在未来三年内，深度学习将改变前端开发，它可以快速创建原型，并降低软件开发的门槛。

去年，该领域取得了突破性的进展，其中 Tony Beltramelli 发表了 pix2code 的论文[1]，而 Airbnb 则推出了sketch2code[2]。

目前，前端开发自动化的最大障碍是计算能力。但是，现在我们可以使用深度学习的算法，以及合成的训练数据，探索人工前端开发的自动化。

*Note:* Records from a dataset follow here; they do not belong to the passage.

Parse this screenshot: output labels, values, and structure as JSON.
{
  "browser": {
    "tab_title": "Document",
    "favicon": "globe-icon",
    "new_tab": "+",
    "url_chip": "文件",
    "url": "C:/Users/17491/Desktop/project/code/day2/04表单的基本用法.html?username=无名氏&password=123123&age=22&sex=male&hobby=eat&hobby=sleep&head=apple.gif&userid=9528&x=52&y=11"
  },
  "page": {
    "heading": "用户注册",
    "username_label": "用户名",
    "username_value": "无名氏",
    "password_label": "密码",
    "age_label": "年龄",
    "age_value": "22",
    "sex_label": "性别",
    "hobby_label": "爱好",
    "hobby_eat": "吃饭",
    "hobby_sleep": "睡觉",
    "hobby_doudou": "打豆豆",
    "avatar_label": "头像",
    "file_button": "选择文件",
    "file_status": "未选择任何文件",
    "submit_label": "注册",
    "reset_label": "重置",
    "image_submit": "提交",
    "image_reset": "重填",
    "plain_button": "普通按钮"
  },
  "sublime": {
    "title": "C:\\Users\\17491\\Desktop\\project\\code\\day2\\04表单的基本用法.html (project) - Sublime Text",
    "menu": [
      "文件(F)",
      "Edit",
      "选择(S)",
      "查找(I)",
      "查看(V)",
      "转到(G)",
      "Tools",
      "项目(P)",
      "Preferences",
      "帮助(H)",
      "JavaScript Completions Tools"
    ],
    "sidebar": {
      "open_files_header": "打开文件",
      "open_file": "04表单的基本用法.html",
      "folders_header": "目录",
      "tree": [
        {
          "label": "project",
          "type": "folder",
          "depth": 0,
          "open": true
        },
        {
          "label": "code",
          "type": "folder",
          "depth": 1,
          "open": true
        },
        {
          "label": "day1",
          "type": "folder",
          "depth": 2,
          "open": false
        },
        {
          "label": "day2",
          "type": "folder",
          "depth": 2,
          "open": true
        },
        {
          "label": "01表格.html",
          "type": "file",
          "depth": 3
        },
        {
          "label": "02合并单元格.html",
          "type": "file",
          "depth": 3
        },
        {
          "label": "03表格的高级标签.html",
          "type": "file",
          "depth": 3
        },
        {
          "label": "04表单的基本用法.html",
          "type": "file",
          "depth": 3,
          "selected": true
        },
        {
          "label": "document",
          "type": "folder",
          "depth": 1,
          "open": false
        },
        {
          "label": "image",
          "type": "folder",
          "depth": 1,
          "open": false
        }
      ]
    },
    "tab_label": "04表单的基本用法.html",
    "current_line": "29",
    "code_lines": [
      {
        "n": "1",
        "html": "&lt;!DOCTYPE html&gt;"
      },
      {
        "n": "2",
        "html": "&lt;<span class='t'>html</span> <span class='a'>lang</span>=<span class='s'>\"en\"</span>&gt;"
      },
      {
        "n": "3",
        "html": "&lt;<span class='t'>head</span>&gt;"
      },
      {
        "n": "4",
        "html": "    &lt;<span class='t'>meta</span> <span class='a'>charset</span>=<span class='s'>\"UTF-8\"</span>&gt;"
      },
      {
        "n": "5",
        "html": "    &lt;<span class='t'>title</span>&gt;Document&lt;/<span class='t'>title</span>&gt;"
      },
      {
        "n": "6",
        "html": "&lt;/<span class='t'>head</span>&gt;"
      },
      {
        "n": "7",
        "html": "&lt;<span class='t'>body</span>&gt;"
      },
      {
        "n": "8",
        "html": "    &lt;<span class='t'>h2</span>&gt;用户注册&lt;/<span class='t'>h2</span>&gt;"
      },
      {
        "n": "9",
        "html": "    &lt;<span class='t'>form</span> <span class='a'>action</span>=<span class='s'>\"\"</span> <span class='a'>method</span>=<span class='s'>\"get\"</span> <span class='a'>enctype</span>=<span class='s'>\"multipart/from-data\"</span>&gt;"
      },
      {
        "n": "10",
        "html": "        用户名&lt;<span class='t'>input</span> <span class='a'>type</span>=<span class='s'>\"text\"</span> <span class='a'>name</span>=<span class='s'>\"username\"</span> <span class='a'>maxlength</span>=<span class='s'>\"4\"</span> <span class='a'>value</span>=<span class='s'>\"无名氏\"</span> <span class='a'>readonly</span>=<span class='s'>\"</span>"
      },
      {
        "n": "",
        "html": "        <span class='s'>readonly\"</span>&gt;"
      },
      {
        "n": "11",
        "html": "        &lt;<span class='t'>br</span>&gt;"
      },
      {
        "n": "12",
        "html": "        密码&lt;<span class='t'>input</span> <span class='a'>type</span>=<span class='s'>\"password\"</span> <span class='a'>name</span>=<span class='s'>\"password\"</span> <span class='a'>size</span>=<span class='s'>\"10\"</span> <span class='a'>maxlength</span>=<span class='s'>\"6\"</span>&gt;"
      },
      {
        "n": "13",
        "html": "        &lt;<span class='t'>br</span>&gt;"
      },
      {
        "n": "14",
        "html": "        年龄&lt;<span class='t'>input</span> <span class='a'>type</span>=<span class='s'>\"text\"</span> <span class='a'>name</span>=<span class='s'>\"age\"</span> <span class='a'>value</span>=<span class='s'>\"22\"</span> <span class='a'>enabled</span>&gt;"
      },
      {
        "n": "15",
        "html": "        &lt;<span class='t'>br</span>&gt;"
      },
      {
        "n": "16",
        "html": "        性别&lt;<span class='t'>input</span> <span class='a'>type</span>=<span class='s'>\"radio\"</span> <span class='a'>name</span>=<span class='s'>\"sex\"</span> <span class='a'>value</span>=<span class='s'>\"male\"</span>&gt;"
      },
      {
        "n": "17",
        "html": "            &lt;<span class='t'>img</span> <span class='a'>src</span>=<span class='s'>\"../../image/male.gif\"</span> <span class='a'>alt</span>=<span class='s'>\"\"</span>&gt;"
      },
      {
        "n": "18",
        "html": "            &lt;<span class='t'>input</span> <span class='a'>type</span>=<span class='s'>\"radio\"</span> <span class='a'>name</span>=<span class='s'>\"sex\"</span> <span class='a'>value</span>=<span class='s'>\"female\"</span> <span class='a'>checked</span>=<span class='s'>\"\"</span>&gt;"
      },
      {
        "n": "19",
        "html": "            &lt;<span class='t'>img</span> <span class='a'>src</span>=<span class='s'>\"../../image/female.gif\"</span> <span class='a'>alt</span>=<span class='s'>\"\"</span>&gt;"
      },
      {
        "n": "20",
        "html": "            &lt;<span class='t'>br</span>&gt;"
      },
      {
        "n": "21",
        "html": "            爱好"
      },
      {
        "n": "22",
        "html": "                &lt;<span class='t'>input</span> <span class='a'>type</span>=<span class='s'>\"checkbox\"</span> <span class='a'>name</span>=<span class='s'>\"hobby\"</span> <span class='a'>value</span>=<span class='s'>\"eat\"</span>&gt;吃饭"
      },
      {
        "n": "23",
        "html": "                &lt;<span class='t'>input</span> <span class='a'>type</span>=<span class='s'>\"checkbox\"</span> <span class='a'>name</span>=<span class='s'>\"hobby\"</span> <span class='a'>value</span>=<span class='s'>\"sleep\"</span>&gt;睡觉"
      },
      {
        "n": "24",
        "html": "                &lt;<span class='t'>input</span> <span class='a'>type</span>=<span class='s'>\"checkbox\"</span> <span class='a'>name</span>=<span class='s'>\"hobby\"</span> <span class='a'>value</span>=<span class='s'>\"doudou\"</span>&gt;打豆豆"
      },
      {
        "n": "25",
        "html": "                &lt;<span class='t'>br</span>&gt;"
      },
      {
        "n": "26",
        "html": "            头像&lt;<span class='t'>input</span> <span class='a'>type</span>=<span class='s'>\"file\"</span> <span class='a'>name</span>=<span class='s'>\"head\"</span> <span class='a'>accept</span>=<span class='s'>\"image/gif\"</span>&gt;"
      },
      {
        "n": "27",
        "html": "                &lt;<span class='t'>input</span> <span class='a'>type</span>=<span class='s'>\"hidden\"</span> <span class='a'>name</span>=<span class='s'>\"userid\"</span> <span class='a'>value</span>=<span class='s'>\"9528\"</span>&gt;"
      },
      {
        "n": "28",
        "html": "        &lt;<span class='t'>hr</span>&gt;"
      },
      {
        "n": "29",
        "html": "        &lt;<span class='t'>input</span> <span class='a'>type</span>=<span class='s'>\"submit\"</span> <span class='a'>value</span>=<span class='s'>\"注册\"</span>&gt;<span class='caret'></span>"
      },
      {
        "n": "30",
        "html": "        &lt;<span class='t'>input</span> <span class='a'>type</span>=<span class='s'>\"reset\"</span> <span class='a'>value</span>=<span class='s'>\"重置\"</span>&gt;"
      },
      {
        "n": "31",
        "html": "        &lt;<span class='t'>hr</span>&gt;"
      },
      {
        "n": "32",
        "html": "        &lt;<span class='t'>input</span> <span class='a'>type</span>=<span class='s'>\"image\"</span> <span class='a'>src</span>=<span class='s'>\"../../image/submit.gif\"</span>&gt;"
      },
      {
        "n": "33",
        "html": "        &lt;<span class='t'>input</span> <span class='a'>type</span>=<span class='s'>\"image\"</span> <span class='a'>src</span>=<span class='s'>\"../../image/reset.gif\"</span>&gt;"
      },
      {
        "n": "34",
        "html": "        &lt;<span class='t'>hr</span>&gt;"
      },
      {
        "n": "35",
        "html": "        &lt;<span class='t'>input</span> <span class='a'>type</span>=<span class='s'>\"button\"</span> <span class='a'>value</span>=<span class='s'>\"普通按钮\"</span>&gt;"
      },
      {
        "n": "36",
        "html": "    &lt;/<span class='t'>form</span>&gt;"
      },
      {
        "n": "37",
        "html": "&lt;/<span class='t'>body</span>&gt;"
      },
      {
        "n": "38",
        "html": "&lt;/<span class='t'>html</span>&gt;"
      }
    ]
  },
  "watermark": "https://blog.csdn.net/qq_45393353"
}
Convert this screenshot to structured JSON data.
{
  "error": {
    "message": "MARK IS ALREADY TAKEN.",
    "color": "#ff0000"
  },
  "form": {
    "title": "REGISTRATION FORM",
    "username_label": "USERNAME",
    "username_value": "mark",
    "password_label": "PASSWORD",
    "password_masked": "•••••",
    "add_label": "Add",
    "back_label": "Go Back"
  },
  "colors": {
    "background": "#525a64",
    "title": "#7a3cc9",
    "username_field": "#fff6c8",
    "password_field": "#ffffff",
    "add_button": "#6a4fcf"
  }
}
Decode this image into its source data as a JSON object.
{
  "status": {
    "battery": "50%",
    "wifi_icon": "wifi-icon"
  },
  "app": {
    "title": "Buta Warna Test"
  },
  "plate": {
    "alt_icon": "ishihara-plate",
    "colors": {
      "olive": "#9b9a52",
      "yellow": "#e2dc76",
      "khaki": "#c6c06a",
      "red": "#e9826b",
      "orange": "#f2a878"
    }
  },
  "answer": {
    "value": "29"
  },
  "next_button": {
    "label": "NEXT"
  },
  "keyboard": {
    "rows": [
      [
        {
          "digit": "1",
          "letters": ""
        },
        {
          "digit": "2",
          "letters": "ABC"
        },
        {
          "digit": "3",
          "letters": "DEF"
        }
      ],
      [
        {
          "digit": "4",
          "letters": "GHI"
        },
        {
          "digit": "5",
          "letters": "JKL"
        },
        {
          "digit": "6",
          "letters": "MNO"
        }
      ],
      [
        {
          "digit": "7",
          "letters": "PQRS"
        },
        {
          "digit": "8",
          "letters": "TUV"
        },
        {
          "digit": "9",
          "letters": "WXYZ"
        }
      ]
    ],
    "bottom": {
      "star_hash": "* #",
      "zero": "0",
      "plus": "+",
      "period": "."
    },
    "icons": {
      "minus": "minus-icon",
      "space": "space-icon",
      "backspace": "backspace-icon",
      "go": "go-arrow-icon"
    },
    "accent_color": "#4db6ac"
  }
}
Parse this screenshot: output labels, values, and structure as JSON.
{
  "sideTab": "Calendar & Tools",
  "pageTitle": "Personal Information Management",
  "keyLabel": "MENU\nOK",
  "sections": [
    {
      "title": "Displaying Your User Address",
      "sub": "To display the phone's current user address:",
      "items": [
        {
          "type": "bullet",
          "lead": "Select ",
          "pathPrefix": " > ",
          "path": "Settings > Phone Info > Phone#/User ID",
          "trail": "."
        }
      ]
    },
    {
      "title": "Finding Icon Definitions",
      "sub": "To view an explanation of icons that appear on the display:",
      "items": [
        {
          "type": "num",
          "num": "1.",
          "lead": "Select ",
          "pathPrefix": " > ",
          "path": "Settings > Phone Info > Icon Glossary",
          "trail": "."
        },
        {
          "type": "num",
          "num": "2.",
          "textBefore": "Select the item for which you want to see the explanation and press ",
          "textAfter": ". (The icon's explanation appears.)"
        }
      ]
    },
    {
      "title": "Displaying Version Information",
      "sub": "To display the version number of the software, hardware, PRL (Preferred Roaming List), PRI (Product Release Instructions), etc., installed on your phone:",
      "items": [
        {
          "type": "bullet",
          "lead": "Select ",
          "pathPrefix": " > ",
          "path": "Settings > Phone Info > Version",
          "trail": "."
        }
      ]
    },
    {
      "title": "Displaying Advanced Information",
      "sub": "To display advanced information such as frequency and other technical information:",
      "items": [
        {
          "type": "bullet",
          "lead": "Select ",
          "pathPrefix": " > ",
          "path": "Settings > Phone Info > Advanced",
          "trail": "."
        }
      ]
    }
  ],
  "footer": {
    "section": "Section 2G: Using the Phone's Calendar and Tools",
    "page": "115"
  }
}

本文中，我们将展示如何训练神经网络，根据设计图编写基本的 HTML 和 CSS 代码。以下是该过程的简要概述：

提供设计图给经过训练的神经网络

神经网络把设计图转化成 HTML 代码

大图请点：https://blog.floydhub.com/generate_html_markup-b6ceec69a7c9cfd447d188648049f2a4.gif

渲染画面

我们将通过三次迭代建立这个神经网络。

首先，我们建立一个简化版，掌握基础结构。第二个版本是 HTML，我们将集中讨论每个步骤的自动化，并解释神经网络的各层。在最后一个版本——Boostrap 中，我们将创建一个通用的模型来探索 LSTM 层。

你可以通过 Github[3] 和 FloydHub[4] 的 Jupyter notebook 访问我们的代码。所有的 FloydHub notebook 都放在“floydhub”目录下，而 local 的东西都在“local”目录下。

这些模型是根据 Beltramelli 的 pix2code 论文和 Jason Brownlee 的“图像标注教程”[5]创建的。代码的编写采用了 Python 和 Keras（TensorFlow 的上层框架）。

如果你刚刚接触深度学习，那么我建议你先熟悉下 Python、反向传播算法、以及卷积神经网络。你可以阅读我之前发表的三篇文章：

开始学习深度学习的第一周[6]
通过编程探索深度学习发展史[7]
利用神经网络给黑白照片上色[8]

核心逻辑

我们的目标可以概括为：建立可以生成与设计图相符的 HTML 及 CSS 代码的神经网络。

在训练神经网络的时候，你可以给出几个截图以及相应的 HTML。

神经网络通过逐个预测与之匹配的 HTML 标签进行学习。在预测下一个标签时，神经网络会查看截图以及到这个点为止的所有正确的 HTML 标签。

下面的 Google Sheet 给出了一个简单的训练数据：

https://docs.google.com/spreadsheets/d/1xXwarcQZAHluorveZsACtXRdmNFbwGtN3WMNhcTdEyQ/edit?usp=sharing

当然，还有其他方法[9]可以训练神经网络，但创建逐个单词预测的模型是目前最普遍的做法，所以在本教程中我们也使用这个方法。

请注意每次的预测都必须基于同一张截图，所以如果神经网络需要预测 20 个单词，那么它需要查看同一张截图 20 次。暂时先把神经网络的工作原理放到一边，让我们先了解一下神经网络的输入和输出。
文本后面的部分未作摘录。